Es muy posible también que María, para ayudar a su esposo, tuviera que ponerse a bordar y tejer con sus hábiles dedos. Y podemos imaginárnosla apresurándose por las calles para llevar su labor acabada o recoger alguna otra, como todavía lo hacen hoy las humildes costureras.

Precarias, igualmente, debieron ser sus moradas sucesivas a lo largo de sus diversos desplazamientos por aquellos lugares en que no había colonias judías para procurarles un refugio: chozas o cabañas de paja construidas tal vez por él mismo junto a un muro o una casa en ruinas.
Otras veces tendrían que contentarse con un abrigo provisional bajo los arcos o las bóvedas de un monumento; incluso podemos pensar que algunas noches tendrían que compartir las condiciones de los que hoy en día llamamos vagabundos.

En Egipto conocieron, con toda seguridad, la soledad, la miseria, con su cortejo de males de todas clases. Los tomarían por galileos aventureros que se habían trasladado a Egipto con la esperanza falaz de encontrar allí una vida más fácil, y se encogerían de hombros ante tal candor.

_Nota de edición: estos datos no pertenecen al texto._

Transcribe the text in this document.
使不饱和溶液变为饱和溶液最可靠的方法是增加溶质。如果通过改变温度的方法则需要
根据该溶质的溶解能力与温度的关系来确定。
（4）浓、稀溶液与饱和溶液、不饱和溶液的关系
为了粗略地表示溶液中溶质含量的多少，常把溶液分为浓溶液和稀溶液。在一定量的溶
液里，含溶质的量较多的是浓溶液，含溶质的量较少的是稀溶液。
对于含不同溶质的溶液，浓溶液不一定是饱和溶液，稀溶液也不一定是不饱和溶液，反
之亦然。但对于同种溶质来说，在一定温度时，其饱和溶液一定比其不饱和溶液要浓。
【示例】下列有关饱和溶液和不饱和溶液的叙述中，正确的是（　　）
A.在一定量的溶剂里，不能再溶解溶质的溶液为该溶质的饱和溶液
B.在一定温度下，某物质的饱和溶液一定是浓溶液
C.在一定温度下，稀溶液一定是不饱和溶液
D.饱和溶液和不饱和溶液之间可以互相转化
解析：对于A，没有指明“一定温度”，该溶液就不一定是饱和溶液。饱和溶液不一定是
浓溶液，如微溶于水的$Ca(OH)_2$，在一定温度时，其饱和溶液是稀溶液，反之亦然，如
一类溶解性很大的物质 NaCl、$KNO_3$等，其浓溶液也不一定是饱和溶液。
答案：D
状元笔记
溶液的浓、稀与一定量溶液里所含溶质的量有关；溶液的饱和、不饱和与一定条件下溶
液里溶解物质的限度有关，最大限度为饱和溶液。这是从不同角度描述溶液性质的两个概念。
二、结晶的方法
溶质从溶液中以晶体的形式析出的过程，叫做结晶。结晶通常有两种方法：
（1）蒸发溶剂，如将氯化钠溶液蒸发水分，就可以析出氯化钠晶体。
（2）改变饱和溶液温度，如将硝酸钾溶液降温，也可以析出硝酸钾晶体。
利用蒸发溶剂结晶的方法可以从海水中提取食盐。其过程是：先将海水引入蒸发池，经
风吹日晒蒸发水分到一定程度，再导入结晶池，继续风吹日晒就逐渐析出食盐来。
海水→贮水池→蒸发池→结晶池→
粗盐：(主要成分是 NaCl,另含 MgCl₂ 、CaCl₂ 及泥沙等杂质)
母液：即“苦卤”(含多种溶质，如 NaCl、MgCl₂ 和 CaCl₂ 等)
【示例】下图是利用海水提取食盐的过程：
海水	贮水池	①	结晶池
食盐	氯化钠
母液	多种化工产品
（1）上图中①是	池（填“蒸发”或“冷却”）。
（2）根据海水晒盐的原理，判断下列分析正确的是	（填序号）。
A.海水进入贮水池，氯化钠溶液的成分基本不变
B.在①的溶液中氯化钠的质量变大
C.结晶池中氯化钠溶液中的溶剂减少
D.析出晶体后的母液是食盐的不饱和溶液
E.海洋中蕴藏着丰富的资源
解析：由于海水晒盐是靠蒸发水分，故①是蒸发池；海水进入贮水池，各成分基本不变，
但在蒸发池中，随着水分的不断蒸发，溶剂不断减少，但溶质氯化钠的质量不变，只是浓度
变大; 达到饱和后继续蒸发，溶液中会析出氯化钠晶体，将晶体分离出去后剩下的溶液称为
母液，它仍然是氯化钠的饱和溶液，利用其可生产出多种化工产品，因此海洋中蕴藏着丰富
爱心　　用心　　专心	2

En cuanto a ellos, se guardarían muy mucho de desvelar las verdaderas causas de su exilio, y, para extremar la prudencia, procurarían no pronunciar jamás el nombre de Belén.

Pero María y José no protestaban jamás de su suerte y su pobreza. ¿Acaso el mismo Jesús no les había dado ejemplo en el misterio de su nacimiento? Habían comprendido que había escogido voluntariamente venir a este mundo en un establo.

Para darse ánimo, les bastaba con pensar que la vida de privaciones que rodeaba al Niño era conforme con sus designios y aceptaban alegremente prolongar el misterio de Belén.